Recently in the comments section of one of the articles here, a reader named World Questioner asked:
Why did God take 15 billion years to create the physical world? Couldn’t he have done it in just six days? What is a good reason for God to have all species descended from a common single-celled ancestor? Couldn’t he make all species distinct and create each creature to reproduce after its kind? Why did God decide humans should be descended from apes? Couldn’t the first humans have just been created separately, distinct from all animals?
You can see the comment here, and my original response here. This article is an edited and expanded version of my original reply.
Hi World Questioner,
All these questions zero in on a single aspect of how God creates things:
God creates things, not instantaneously, but by using step-by-step processes. Nothing just pops into existence. Everything develops over time.
Why?
It’s a very good question. I’m still thinking about it.

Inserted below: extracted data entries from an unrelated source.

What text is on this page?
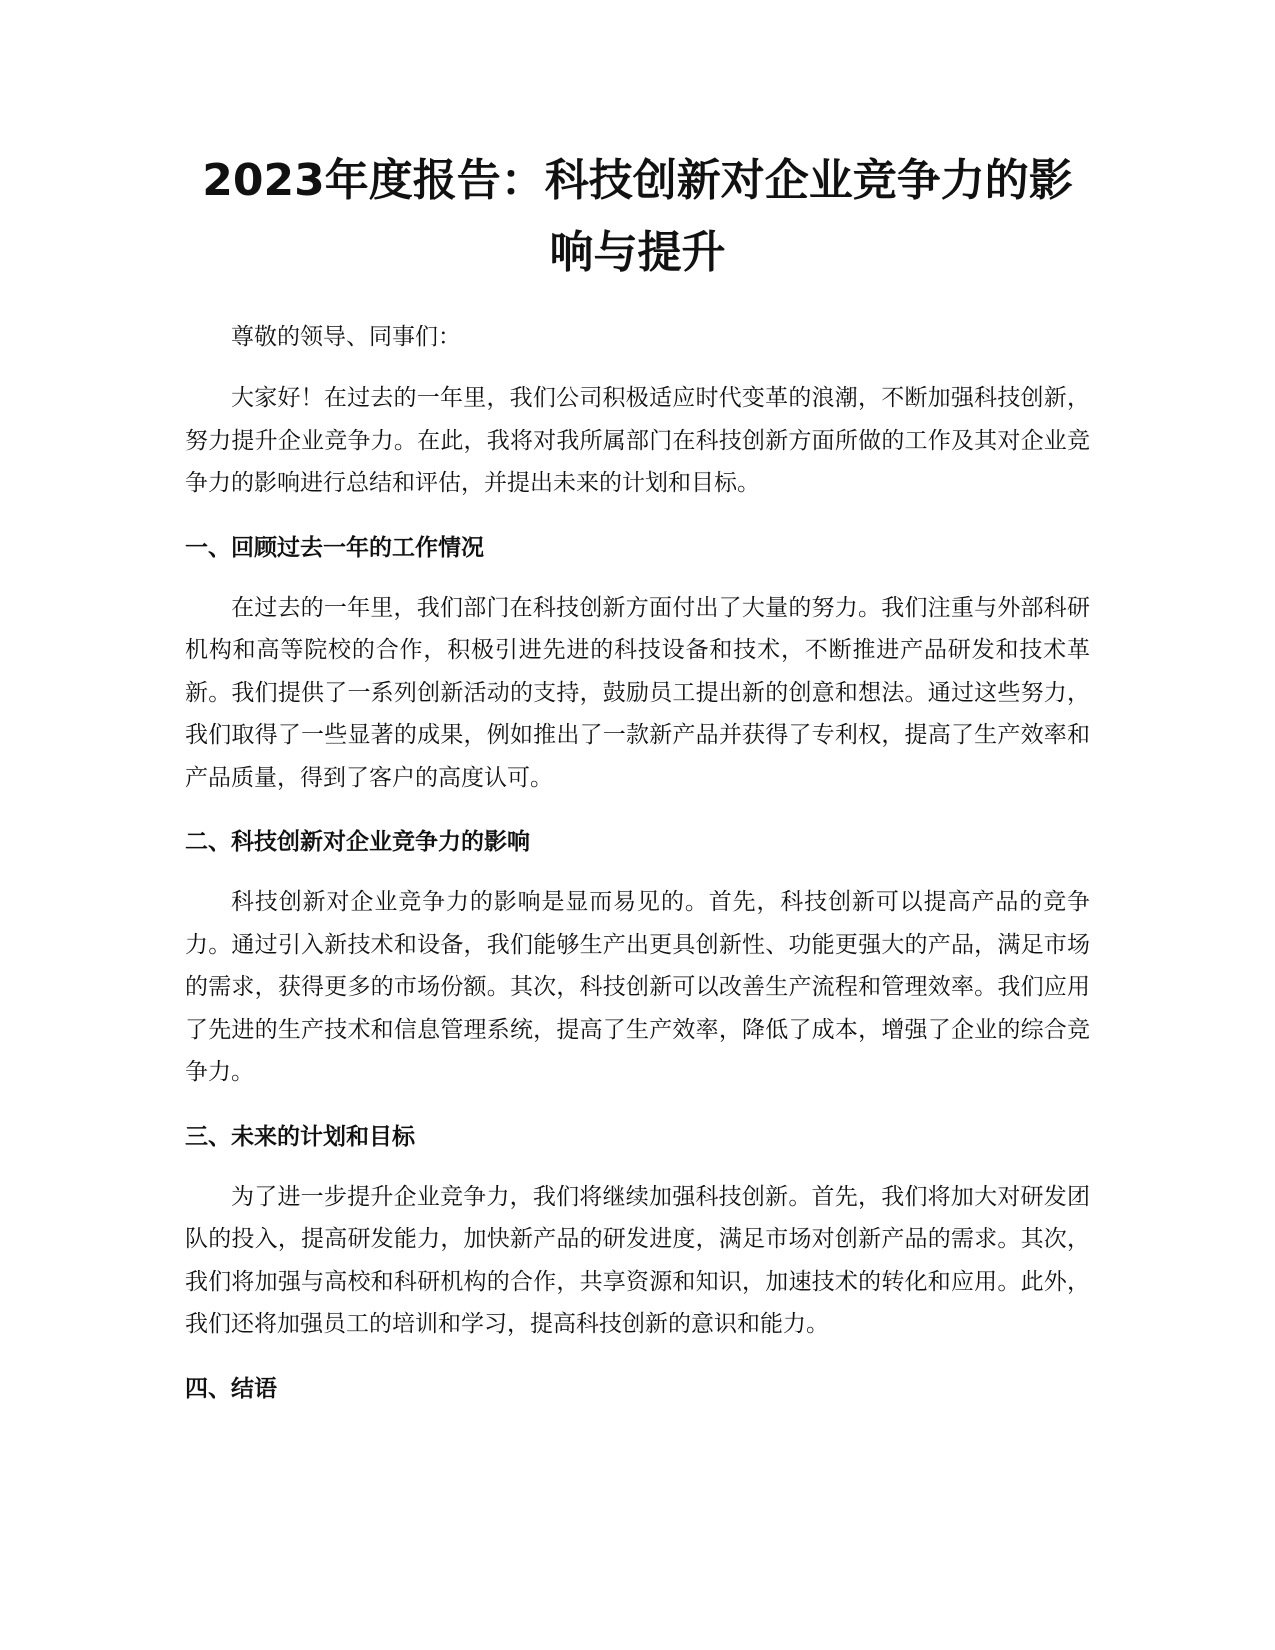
2023年度报告：科技创新对企业竞争力的影响与提升

尊敬的领导、同事们：

大家好！在过去的一年里，我们公司积极适应时代变革的浪潮，不断加强科技创新，努力提升企业竞争力。在此，我将对我所属部门在科技创新方面所做的工作及其对企业竞争力的影响进行总结和评估，并提出未来的计划和目标。

一、回顾过去一年的工作情况

在过去的一年里，我们部门在科技创新方面付出了大量的努力。我们注重与外部科研机构和高等院校的合作，积极引进先进的科技设备和技术，不断推进产品研发和技术革新。我们提供了一系列创新活动的支持，鼓励员工提出新的创意和想法。通过这些努力，我们取得了一些显著的成果，例如推出了一款新产品并获得了专利权，提高了生产效率和产品质量，得到了客户的高度认可。

二、科技创新对企业竞争力的影响

科技创新对企业竞争力的影响是显而易见的。首先，科技创新可以提高产品的竞争力。通过引入新技术和设备，我们能够生产出更具创新性、功能更强大的产品，满足市场的需求，获得更多的市场份额。其次，科技创新可以改善生产流程和管理效率。我们应用了先进的生产技术和信息管理系统，提高了生产效率，降低了成本，增强了企业的综合竞争力。

三、未来的计划和目标

为了进一步提升企业竞争力，我们将继续加强科技创新。首先，我们将加大对研发团队的投入，提高研发能力，加快新产品的研发进度，满足市场对创新产品的需求。其次，我们将加强与高校和科研机构的合作，共享资源和知识，加速技术的转化和应用。此外，我们还将加强员工的培训和学习，提高科技创新的意识和能力。

四、结语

One answer is that God is working with material reality, which is pliable, but also resistant to change. Compared to divine reality, which operates outside of time altogether, and is present in all time and space simultaneously, and compared to spiritual reality, which also has no time and space as we know it, but which does have distance and nearness and a sequence of events, material reality exists within space and time. In material reality, things must unfold over spatial distances and on temporal time scales. This means that doing things instantaneously is contrary to the very nature of physical reality.
Why did God create material reality in this way?